J’ai soudain ressenti une douleur aigue du côté gauche. Le sang se mit à gicler de ma jambe. Avec ma main droite, je tentai d’enlever de ma bandoulière la bêche pour creuser un trou où me cacher. De la main gauche, je tentai d’arrêter l’hémorragie. J’échouai dans mes deux tentatives… Je me sentais incapable de quoi que ce soit… J’étais en proie au désespoir et soudain, j’ai entendu au fond de moi une voix, comme celle de mon professeur de ‘Héder, de l’école juive : «Prie ! Zalman, dis quelque chose, prie !». Mais immédiatement une autre voix s’est fait entendre : «Allons, allons ! Ne sois pas fanatique ! Depuis l’âge de dix-sept ans, tu Lui as tourné le dos, tu as arrêté de mettre les Téfiline et maintenant, parce que tu as besoin de Lui, tu te souviens qu’il faut prier ?». Je n’ai pas prié.
Vous comprenez ? conclut le ministre de l’Éducation, je ne redeviens pas pratiquant. J’en suis très loin ! Cependant, je trouve qu’il est important que la jeunesse sache, connaisse quelque chose. Moi, j’avais étudié dans ma jeunesse au ‘Héder puis à la Yechiva et au moins, je savais. Mais eux, les jeunes, ils ne connaissent rien !».
Zalman Oren avait terminé de parler et je réfléchissais. Au bout d’un instant, je pris la parole : «Maintenant à moi de vous raconter un souvenir personnel : la campagne de Suez venait de commencer, en 1956. Je dirigeais une brigade de tanks. Un soir, je me trouvais penché dans un command-car, secouant d’une main un drapeau vert pour montrer la voie aux tanks qui me suivaient, de l’autre main, je tenais le volant. Soudain j’ai entendu une explosion : une grenade venait d’exploser sur mon véhicule et l’avait complètement détruit. J’ai été éjecté à des dizaines de mètres de là, blessé par des éclats dans tout mon corps.
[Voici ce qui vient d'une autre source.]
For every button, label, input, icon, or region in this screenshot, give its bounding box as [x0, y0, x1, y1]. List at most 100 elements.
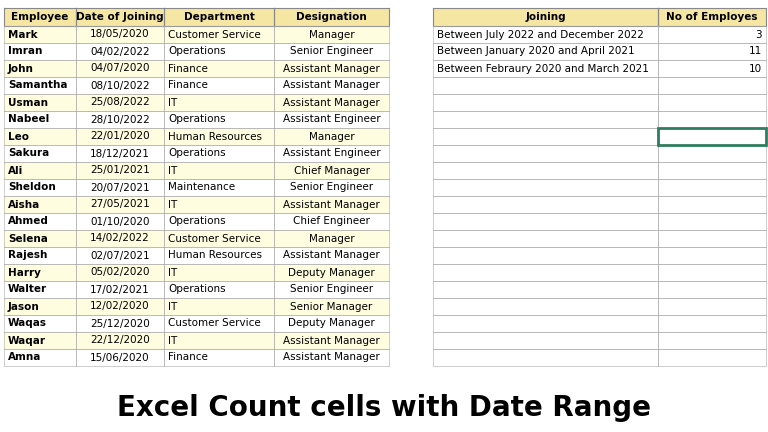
Text: 25/08/2022: 25/08/2022 [90, 98, 150, 108]
Bar [658, 26, 766, 43]
Text: Samantha: Samantha [8, 80, 68, 90]
Text: Deputy Manager: Deputy Manager [288, 267, 375, 277]
Bar [4, 298, 76, 315]
Bar [4, 264, 76, 281]
Text: No of Employes: No of Employes [667, 12, 758, 22]
Text: Operations: Operations [168, 216, 226, 226]
Text: Leo: Leo [8, 131, 29, 142]
Bar [76, 8, 164, 26]
Bar [274, 264, 389, 281]
Bar [164, 162, 274, 179]
Bar [4, 247, 76, 264]
Text: 27/05/2021: 27/05/2021 [90, 200, 150, 210]
Text: IT: IT [168, 336, 177, 346]
Text: Walter: Walter [8, 285, 47, 295]
Text: Operations: Operations [168, 149, 226, 159]
Bar [4, 213, 76, 230]
Bar [274, 8, 389, 26]
Text: Amna: Amna [8, 353, 41, 362]
Bar [76, 179, 164, 196]
Bar [164, 26, 274, 43]
Bar [274, 230, 389, 247]
Bar [76, 26, 164, 43]
Text: Usman: Usman [8, 98, 48, 108]
Bar [274, 128, 389, 145]
Bar [76, 332, 164, 349]
Text: Senior Engineer: Senior Engineer [290, 285, 373, 295]
Bar [274, 60, 389, 77]
Bar [658, 298, 766, 315]
Bar [433, 196, 658, 213]
Bar [164, 94, 274, 111]
Text: Sakura: Sakura [8, 149, 49, 159]
Text: 04/07/2020: 04/07/2020 [91, 64, 150, 73]
Text: Ali: Ali [8, 165, 23, 175]
Text: Human Resources: Human Resources [168, 251, 262, 260]
Bar [433, 179, 658, 196]
Text: 17/02/2021: 17/02/2021 [90, 285, 150, 295]
Text: 05/02/2020: 05/02/2020 [91, 267, 150, 277]
Bar [274, 332, 389, 349]
Bar [433, 247, 658, 264]
Text: Human Resources: Human Resources [168, 131, 262, 142]
Text: Waqas: Waqas [8, 318, 47, 328]
Bar [658, 281, 766, 298]
Bar [658, 111, 766, 128]
Text: Imran: Imran [8, 47, 42, 57]
Text: Senior Manager: Senior Manager [290, 302, 372, 311]
Text: 25/01/2021: 25/01/2021 [90, 165, 150, 175]
Text: Harry: Harry [8, 267, 41, 277]
Bar [658, 213, 766, 230]
Bar [274, 26, 389, 43]
Bar [433, 213, 658, 230]
Bar [658, 94, 766, 111]
Text: Chief Manager: Chief Manager [293, 165, 369, 175]
Bar [76, 111, 164, 128]
Text: Excel Count cells with Date Range: Excel Count cells with Date Range [117, 394, 651, 422]
Bar [274, 247, 389, 264]
Bar [164, 77, 274, 94]
Text: IT: IT [168, 200, 177, 210]
Text: Customer Service: Customer Service [168, 318, 261, 328]
Bar [274, 43, 389, 60]
Text: Ahmed: Ahmed [8, 216, 49, 226]
Text: John: John [8, 64, 34, 73]
Bar [164, 43, 274, 60]
Text: Senior Engineer: Senior Engineer [290, 182, 373, 193]
Text: 3: 3 [756, 29, 762, 39]
Bar [4, 162, 76, 179]
Text: Employee: Employee [12, 12, 68, 22]
Text: Assistant Manager: Assistant Manager [283, 251, 380, 260]
Bar [658, 349, 766, 366]
Text: Manager: Manager [309, 29, 354, 39]
Bar [433, 111, 658, 128]
Text: Assistant Manager: Assistant Manager [283, 353, 380, 362]
Text: 22/12/2020: 22/12/2020 [90, 336, 150, 346]
Text: Assistant Engineer: Assistant Engineer [283, 149, 380, 159]
Bar [4, 230, 76, 247]
Bar [658, 60, 766, 77]
Text: Assistant Manager: Assistant Manager [283, 200, 380, 210]
Bar [164, 230, 274, 247]
Bar [658, 247, 766, 264]
Bar [164, 349, 274, 366]
Bar [433, 162, 658, 179]
Bar [433, 77, 658, 94]
Bar [433, 298, 658, 315]
Text: Chief Engineer: Chief Engineer [293, 216, 370, 226]
Bar [658, 230, 766, 247]
Bar [164, 128, 274, 145]
Text: Finance: Finance [168, 64, 208, 73]
Text: Between January 2020 and April 2021: Between January 2020 and April 2021 [437, 47, 634, 57]
Bar [4, 8, 76, 26]
Text: Nabeel: Nabeel [8, 114, 49, 124]
Bar [433, 8, 658, 26]
Bar [4, 26, 76, 43]
Text: 02/07/2021: 02/07/2021 [90, 251, 150, 260]
Bar [274, 281, 389, 298]
Text: 28/10/2022: 28/10/2022 [90, 114, 150, 124]
Bar [433, 264, 658, 281]
Text: Operations: Operations [168, 114, 226, 124]
Bar [274, 111, 389, 128]
Bar [4, 281, 76, 298]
Le plus extraordinaire était que je n’avais pas perdu connaissance. J’entendais les tanks qui passaient vraiment à côté de moi. J’étais étendu par terre, perdant mon sang en abondance et soudain, pendant ces interminables instants, une voix résonnait dans mon esprit : «Morélé ! Prie ! Prie !». Et savez-vous quoi, M. Oren ? Je ne savais même pas prononcer un mot de prière ! Je voulais tellement prier mais je ne savais pas ce qu’il fallait dire et comment le dire !
Et telle est sans doute la différence entre nos deux générations : vous appartenez à la génération qui savait comment prier mais ne voulait pas prier ! Alors que moi, j’appartiens à une génération qui veut prier mais ne sait comment le faire !».
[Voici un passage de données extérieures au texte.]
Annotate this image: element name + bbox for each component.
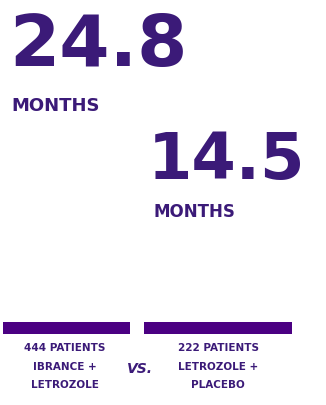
Text: MONTHS: MONTHS — [153, 202, 235, 220]
Text: VS.: VS. — [127, 361, 153, 375]
Text: PLACEBO: PLACEBO — [191, 379, 245, 390]
Text: IBRANCE +: IBRANCE + — [33, 361, 97, 371]
FancyBboxPatch shape — [144, 322, 292, 334]
Text: MONTHS: MONTHS — [12, 97, 100, 115]
Text: 14.5: 14.5 — [147, 130, 305, 192]
Text: 222 PATIENTS: 222 PATIENTS — [178, 342, 259, 352]
Text: LETROZOLE: LETROZOLE — [31, 379, 99, 390]
Text: LETROZOLE +: LETROZOLE + — [178, 361, 258, 371]
Text: 444 PATIENTS: 444 PATIENTS — [24, 342, 106, 352]
Text: 24.8: 24.8 — [9, 12, 187, 81]
FancyBboxPatch shape — [3, 322, 130, 334]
Morde’haï Bar-On avait terminé son discours. Le silence régnait dans la salle. Tous les participants à ce symposium ressentaient que ce témoignage personnel changeait complètement le ton de la soirée. Rav Lau lui-même, pourtant d’habitude un excellent orateur, ressentait qu’il avait du mal à parler après une telle intervention qui rendait inutile toute parole de sa part. Il s’approcha de Morde’haï Bar-On, lui serra la main tandis que des larmes coulaient de ses yeux.
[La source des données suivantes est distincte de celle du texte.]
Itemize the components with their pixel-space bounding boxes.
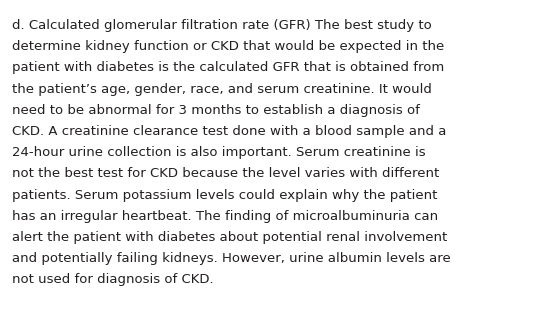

Avant que ces deux intervenants ne descendent de l’estrade, un jeune homme se leva dans la salle : coiffé d’une Kippa, barbu le visage orné de longues Péot, il était sans doute étudiant de Yechiva :
«Excusez-moi si je me permets d’intervenir, commença-t-il d’une voix timide. Je voulais juste annoncer que je suis le petit-fils de Zalman Oren !».